New web site fights identity theft
More than 10 million cases of theft were reported in America last year
Scroll down for Tips on preventing identity theft.
Early last month, the Department of Education unveiled a Web site aimed at educating students about identity theft, a crime that Secretary of Education Rod Paige said affected 10 million Americans last year.
Identity theft occurs when a criminal uses another person's personal information without permission. Under someone else's name, criminals can activate credit cards, buy cell phone plans or even give the false name when being arrested.
"Most students are well-informed about the basic rules for protecting their physical well-being and possessions - rules like walking in well-lit areas, traveling in groups and locking their doors and windows," Paige said in a speech at Howard University last month. "But too many students don't know the basics of protecting their identity."
Katherine Kirschner, a sophomore in the College of Arts and Sciences, said her knowledge of identity theft came from television commercials.
"I think they're funny, but I don't know that much about it," she said.
The Web site can be found at www.ed.gov/misused. There is also information on the Federal Trade Commission Web site, www.consumer.gov/idtheft.
Jim Bradshaw, spokesman for the Department of Education, said, "We launched [the Web site] to help raise awareness of the dangers of identity theft, especially to college students, who we believe are more susceptible to ... having their personal information stolen."
While identity theft does not target a particular group, students should be particularly aware of it, said John Picarelli, a research lecturer at AU's Transnational Crime and Corruption Center.
"Students are at that point where they are starting to build their credit history," Picarelli said. "They're getting bombarded with credit offers and also going through the student loan process."
Students are vulnerable to identity theft when they receive pre-approved credit card offers with their Social Security number already printed on it.
Vikas Chopra, a sophomore in CAS, said that while he knew not to give his Social Security number out over the phone or on insecure Web sites, "I didn't even know that ... I just throw [my credit offers] away."
The consequences of being an identity theft victim are serious.
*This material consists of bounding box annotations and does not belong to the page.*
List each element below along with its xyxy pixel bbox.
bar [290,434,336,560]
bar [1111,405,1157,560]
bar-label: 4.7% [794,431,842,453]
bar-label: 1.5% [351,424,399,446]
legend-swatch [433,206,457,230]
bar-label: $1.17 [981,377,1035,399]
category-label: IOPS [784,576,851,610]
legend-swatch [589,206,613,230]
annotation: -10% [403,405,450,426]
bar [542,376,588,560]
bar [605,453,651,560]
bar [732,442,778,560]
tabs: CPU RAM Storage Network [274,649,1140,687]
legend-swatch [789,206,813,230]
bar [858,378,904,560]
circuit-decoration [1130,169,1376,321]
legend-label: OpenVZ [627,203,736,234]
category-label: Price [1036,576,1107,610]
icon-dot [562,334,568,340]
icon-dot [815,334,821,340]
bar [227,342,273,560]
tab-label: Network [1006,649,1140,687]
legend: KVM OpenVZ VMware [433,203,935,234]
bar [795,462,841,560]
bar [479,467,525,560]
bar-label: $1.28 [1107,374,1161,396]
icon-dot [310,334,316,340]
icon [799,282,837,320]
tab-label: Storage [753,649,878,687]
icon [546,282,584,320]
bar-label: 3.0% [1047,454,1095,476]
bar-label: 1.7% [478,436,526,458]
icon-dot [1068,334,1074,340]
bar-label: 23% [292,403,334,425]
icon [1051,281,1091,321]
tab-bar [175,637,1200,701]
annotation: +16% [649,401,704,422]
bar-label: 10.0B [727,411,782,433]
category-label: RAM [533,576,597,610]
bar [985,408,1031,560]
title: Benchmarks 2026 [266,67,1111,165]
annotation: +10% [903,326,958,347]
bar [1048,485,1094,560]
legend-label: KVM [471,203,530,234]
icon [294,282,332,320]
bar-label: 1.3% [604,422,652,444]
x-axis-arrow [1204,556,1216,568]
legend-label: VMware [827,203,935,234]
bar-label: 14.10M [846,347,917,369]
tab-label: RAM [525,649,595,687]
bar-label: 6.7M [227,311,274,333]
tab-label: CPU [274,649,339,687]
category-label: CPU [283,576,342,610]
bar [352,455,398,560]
"Victims of identity theft can spend months or even years clearing the damage caused to their reputations and credit records," Paige said. "During the time it takes them to resolve these issues, they can possibly miss out on job opportunities and be refused student loans, a mortgage or car loans."
Picarelli said that students can work to prevent identity theft by safeguarding their Social Security numbers.
"And check your credit rating every year," he said. "Even if you don't think you have one, you do."
Currently it costs about $30 to receive your credit report from all three of the credit bureaus. However, a new law signed by President Bush last month will allow one free credit report each year, starting in 2005.
Memorize your Social Security number and passwords. Don't record your password on papers you carry with you.
Do not use your date of birth as your password.
Shred pre-approved credit applications and other financial documents before discarding them.
Order credit reports every year from each of the major credit reporting agencies and thoroughly review them for accuracy.
Never give personal or financial information over the phone or Internet unless you initiated the contact.
Do not carry your Social Security card or birth certificate with you.
Report lost or stolen credit cards immediately. Check your monthly credit card and bank statements for unusual activity.
Use a firewall program on your computer, especially if you leave your computer connected to the Internet 24 hours a day.